Le pont entre deux mondes via le connecteur VPC
Il faut résoudre cette incompatibilité fondamentale. La solution architecturale passe par l'injection de votre trafic serverless dans un réseau privé virtuel.
Le serverless vous libère totalement de l'infrastructure réseau. Enfin, en théorie. Puisque vous devez soudainement provisionner des sous-réseaux dédiés pour encapsuler vos flux. Vous retournez gérer des tables de routage. Vous configurez des routeurs virtuels.
Le Serverless VPC Access Connector agit comme une passerelle réseau de bas niveau. Il capte les requêtes sortantes de vos conteneurs éphémères. Il les achemine de force vers votre VPC privé.
Le dévelopement de cette topologie demande une précision chirurgicale. Vous devez allouer un bloc CIDR exclusif à ce connecteur. Un masque /28 est exigé par les spécifications de la plupart des fournisseurs.
Cela représente seize adresses IP internes. Le cloud en réserve toujours quelques-unes pour son usage interne, notamment pour les adresses de diffusion ou la passerelle par défaut. Il vous reste une douzaine d'adresses utilisables.
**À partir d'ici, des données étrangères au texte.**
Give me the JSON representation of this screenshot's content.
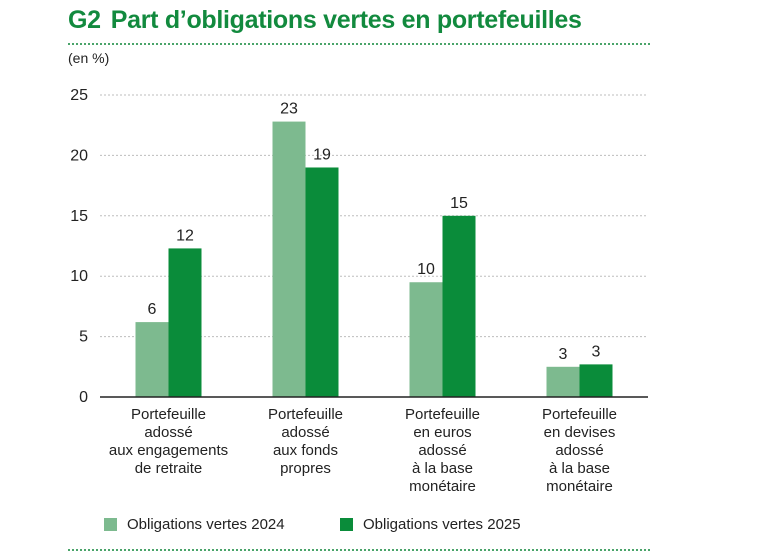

Le fournisseur déploie des machines virtuelles invisibles sur ces adresses. Ces instances servent de proxy relais.
Sur le site de notre agence, j'insiste souvent sur la séparation stricte des flux. Le trafic entrant depuis le smartphone reste géré par l'API Gateway publique. Le trafic sortant vers les partenaires financiers traverse ce tunnel privé. Une étanchéité indispensable pour isoler les responsabilités.
Implémentation réseau
La mise en place de cette tuyauterie nécessite de manipuler les couches basses de votre infrastructure cloud. Vous allez orchestrer plusieurs ressources interconnectées avec une logique séquentielle stricte.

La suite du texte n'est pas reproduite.